Is Activity Monitor wrong ?
Why is it using only 9MB, but initially used ~200MB when the application started up ?
Since it's JavaScript things that are no longer being used are removed via Garbage Collector(GC), freeing memory. Everything (or many things) may have been loaded into memory at the start. Then items that were not longer needed were removed from memory by the GC. Usually generation can take more memory in progress and lose some afterwards, for example temporary data-structures can be used in progress but are not longer needed when the process is done.
It's also possible that items in memory where swapped out and written to the disk temporally (and may be later retrieved), this swapping this is done by your OS and tends to be used more on programs that reserve a lot of memory.
How much memory it takes to load the file depends on a number of factors.
What text encoding is being used to store the file? JavaScript uses UTF-16 internally, so if that's not what's being used on disk, the size may be different. If the file is in UTF-32, for example, then the in-memory UTF-16 version will be smaller unless it's full of astrals. If the file is in UTF-8, then things are reversed: the in-memory version will be larger unless it's full of astrals. But for now, let's just assume that they're about the same size, either because they use the same encoding or the pattern of astrals just happens to make the file sizes more or less the same.
You're right that it takes at least 25MB to load the file (assuming that encodings don't interfere). The semantics of the JSON API being what they are, you need to have the whole file in memory as a string, so the app will take up at least that much memory at that time. That doesn't count whatever the parser needs to run, so you need at least 34MB: 25 for the file, 9 for Node, and then whatever your particular app uses for itself.
But your app doesn't need all of that memory all the time. Depending on how you've written the app, you're probably destroying your references to the file at some point.
Because of the semantics of JSON, there's no way to avoid loading the whole file into memory, which takes 25MB because that's the size of the file. There's also no way to avoid taking up whatever memory the JSON parser needs to do its work and build the object.
But depending on how you've written the app, there probably comes a point when you no longer need that data. Either you exit the function that you used to load the file, or you assign that variable to something else, or any of a number of other possibilities. However it happens, JavaScript reclaims memory that's not being used anymore. This is called garbage collection, and it's popular among so-called "scripting languages" (though other programming languages can use it too).

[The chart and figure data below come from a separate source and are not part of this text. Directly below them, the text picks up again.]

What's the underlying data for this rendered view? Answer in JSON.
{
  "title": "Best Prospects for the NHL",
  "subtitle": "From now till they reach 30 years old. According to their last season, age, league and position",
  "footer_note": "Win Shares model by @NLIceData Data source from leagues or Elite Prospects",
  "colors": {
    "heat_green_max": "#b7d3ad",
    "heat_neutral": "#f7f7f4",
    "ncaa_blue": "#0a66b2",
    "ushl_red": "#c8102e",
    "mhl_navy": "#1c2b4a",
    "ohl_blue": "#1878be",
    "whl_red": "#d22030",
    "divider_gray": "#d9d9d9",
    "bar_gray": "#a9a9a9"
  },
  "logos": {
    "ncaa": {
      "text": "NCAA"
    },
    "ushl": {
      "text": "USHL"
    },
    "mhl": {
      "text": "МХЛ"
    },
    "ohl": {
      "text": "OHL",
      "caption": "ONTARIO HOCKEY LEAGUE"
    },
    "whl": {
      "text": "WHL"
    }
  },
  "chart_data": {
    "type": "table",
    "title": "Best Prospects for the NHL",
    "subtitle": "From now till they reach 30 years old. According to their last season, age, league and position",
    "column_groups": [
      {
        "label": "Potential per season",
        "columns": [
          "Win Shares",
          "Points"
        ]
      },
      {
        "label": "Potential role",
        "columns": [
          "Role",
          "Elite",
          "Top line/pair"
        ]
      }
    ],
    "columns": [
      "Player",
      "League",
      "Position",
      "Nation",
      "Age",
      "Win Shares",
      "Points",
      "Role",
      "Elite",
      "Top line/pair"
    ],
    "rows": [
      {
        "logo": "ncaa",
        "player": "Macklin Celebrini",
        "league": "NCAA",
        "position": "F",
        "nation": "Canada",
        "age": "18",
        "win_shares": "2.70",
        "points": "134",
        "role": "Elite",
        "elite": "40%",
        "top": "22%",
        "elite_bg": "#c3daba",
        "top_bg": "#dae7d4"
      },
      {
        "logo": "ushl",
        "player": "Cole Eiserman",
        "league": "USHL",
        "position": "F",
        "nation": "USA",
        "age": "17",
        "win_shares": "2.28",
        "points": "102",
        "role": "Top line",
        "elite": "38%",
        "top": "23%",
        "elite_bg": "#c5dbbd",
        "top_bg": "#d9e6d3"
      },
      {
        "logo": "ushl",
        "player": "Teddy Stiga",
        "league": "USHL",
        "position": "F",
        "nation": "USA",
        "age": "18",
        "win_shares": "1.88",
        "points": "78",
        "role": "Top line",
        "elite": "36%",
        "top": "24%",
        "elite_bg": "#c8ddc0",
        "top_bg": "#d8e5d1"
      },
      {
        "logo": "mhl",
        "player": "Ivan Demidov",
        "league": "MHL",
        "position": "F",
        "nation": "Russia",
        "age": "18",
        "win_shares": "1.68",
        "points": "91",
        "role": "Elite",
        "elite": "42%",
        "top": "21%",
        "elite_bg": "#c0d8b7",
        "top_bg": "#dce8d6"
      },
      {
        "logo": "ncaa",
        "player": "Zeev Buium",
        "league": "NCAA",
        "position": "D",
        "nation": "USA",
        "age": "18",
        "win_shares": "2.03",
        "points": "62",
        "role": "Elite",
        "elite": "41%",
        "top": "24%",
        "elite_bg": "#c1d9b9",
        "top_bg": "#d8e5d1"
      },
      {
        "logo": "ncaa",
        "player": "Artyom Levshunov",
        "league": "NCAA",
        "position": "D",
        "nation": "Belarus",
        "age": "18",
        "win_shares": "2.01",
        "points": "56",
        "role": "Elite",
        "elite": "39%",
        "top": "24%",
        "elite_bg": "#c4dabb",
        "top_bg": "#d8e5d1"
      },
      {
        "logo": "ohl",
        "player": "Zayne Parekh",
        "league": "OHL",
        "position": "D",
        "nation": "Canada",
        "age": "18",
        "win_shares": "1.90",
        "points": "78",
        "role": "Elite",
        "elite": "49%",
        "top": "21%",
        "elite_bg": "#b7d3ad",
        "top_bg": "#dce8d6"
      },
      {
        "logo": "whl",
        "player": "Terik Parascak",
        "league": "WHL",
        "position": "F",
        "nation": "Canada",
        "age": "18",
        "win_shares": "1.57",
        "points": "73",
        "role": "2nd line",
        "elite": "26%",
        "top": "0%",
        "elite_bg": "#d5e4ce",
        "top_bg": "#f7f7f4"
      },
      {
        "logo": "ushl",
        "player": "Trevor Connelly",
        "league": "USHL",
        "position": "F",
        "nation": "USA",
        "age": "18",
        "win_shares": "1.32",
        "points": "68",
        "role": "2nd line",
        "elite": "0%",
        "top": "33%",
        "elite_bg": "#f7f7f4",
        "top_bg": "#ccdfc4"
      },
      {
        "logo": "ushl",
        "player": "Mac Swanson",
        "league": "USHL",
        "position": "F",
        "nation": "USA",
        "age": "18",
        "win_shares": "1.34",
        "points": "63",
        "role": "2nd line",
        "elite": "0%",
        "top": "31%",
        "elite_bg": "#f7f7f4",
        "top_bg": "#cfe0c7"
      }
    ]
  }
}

There's also the question of text representation versus in-memory representation. Strings require about the same amount of space in memory versus on-disk, unless you change the encoding, but Numbers and Booleans are another matter entirely. In JavaScript, all Numbers are 64-bit floating-point numbers, so if most of your numbers on disk are more than four characters long, then the in-memory representation will be smaller, possibly by quite a bit. Note that I said characters, not digits: it's true that digits are characters, but +, -, e, and . are characters too, so -1e0 takes up as twice as much space as -1 when written as text, even though they represent the same value in memory. As another example, 3.14 takes up as much space as 1000 as text (and happen to take up the same amount of space in memory: 64 bits each). But -0.00000001 and 100000000 take up much less space in memory than on disk, because the in-memory representation is smaller. Booleans can be even smaller: different engines store them in different ways, but you could theoretically do it in as little as one bit. That's a far cry from the 8 bytes it takes to store "true", or 10 to store "false".
So if your data is mostly about Numbers and Booleans, then the in-memory representation stands to get a lot smaller. If it's mostly Strings, then not so much.